Pemerintah Ngebut Susun Aturan

”Kami secara resmi belum menerima proposal dari pak Menteri ESDM. Jadi saya tidak mau berspekulasi. Kita tunggu saja proposal, setelah ada, baru kita buat payung hukumnya,” ujarnya di Kantor Kemenkoperekonomian, kemarin.

Terpisah, Dewan Energi Nasional merekomendasikan pemungutan DKE dilakukan secara menyeluruh. Jadi, tidak hanya pada premium dan solar. Melainkan juga pada pertamax series, termasuk produk yang dijual SPBU asing seperti Shell dan Total. ’’Dalam jangka panjang, bisa diterapkan ke seluruh sumber energi fosil,’’ ujar anggota DEN Rinaldy Dalimi.

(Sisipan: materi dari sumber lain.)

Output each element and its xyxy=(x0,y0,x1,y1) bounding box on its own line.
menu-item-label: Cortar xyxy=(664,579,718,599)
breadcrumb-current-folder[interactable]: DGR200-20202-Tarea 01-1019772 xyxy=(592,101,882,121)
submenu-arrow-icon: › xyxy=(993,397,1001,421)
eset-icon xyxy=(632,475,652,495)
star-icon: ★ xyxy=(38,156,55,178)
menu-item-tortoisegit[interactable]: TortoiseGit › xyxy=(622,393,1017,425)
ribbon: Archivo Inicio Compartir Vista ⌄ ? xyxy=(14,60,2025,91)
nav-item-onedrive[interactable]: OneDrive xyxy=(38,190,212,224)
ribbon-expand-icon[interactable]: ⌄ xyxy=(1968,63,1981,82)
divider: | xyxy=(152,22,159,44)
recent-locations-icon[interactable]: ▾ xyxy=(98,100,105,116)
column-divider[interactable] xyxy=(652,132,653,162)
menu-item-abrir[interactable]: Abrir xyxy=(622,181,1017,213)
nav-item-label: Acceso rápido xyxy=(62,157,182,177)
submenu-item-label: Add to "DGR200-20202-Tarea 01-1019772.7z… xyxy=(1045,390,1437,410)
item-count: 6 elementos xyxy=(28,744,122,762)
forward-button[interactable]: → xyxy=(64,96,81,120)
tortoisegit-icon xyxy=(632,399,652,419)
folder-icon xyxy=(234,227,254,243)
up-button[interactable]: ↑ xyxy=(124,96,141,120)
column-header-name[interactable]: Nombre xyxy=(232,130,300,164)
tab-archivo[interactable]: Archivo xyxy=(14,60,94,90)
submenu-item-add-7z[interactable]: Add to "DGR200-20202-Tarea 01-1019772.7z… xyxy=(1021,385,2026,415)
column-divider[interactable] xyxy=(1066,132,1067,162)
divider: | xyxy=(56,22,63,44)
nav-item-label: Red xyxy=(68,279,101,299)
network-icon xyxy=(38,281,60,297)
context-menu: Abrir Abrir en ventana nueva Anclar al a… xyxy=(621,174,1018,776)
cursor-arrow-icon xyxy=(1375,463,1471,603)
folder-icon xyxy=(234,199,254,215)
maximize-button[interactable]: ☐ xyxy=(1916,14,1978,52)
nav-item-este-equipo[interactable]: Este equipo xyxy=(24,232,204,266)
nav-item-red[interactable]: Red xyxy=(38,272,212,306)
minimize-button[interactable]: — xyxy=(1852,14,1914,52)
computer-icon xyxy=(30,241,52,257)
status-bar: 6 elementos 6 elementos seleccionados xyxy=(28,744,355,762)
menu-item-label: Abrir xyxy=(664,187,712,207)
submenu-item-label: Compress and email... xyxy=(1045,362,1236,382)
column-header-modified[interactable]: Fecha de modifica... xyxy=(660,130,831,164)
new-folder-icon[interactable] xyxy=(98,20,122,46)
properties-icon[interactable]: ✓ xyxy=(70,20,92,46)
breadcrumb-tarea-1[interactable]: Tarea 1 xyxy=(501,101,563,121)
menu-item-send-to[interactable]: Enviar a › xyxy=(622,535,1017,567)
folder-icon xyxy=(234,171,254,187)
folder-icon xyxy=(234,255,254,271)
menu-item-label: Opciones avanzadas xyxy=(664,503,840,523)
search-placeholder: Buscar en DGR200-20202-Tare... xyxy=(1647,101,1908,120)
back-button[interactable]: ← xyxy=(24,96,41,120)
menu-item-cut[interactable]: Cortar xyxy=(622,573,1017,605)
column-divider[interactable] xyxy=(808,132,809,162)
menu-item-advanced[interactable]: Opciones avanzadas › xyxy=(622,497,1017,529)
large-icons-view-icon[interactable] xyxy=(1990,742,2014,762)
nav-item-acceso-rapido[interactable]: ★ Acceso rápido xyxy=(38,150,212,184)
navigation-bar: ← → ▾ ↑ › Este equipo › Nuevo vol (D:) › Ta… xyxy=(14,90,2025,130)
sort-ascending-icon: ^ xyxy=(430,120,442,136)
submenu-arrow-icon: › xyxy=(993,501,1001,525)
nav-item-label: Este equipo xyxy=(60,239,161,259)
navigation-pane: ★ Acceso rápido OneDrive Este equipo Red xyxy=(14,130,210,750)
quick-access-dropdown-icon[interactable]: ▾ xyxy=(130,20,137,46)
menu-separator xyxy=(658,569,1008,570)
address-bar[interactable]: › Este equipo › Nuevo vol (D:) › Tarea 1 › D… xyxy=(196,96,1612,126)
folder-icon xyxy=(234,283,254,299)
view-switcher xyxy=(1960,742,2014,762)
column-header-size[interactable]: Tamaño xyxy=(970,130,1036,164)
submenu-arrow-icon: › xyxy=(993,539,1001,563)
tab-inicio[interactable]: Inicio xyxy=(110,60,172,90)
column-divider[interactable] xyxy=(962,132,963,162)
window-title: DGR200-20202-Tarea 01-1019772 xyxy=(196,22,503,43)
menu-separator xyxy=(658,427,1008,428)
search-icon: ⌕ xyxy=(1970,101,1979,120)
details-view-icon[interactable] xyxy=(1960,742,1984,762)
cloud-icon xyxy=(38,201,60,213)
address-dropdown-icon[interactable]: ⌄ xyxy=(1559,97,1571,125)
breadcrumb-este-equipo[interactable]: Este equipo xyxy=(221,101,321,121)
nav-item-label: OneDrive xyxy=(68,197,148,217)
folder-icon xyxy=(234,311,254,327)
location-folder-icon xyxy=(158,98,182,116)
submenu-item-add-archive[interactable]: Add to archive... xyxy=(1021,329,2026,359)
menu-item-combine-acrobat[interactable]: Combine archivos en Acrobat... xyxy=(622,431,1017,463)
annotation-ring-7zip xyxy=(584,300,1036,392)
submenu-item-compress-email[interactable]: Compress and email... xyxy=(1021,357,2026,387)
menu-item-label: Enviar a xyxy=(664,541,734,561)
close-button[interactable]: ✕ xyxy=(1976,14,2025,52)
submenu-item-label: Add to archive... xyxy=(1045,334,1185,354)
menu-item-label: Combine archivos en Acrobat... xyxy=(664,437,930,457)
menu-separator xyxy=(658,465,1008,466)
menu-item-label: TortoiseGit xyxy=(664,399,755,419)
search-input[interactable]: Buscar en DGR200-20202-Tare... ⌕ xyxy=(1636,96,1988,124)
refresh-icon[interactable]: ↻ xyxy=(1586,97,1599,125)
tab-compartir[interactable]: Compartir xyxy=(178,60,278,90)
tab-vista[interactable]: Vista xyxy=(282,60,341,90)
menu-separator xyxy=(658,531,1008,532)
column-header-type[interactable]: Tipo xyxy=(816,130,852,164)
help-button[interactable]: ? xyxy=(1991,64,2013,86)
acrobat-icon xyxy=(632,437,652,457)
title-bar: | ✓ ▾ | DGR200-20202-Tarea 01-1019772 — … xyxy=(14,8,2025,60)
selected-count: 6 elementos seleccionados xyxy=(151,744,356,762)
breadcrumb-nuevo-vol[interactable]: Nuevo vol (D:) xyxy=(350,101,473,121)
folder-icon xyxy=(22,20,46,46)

Lebih lanjut dia menjelaskan, DEN mendukung sepenuhnya rencana pemerintah memungut DKE. Sebab, muara dari kebijakan itu juga untuk masa depan Indonesia yang lebih baik. Namun, karena DKE selalu dikaitkan dengan premi pengurasan (depletion premium) harus memiliki cakupan yang lebih luas.

Dalam Kebijakan Energi Nasional (KEN), Rinaldy menyebut definisi premi pengurasan adalah dana yang disisihkan dan diambil dari setiap eksploitasi sumber daya alam yang tidak terbarukan. Pungutan untuk mempertahankan keberlanjutan sumber daya energi itu dilakukan pada sisi hulu.

’’DKE lebih luas karena dipungut dari hilir, cakupannya lebih luas dari amanat KEN,’’ terangnya. Lantaran meminta agar seluruh sektor energi juga dipungut DKE, dia menyebut terbuka kemungkinan menarik dana dari sektor tambang. Misalnya, pertambangan batubara.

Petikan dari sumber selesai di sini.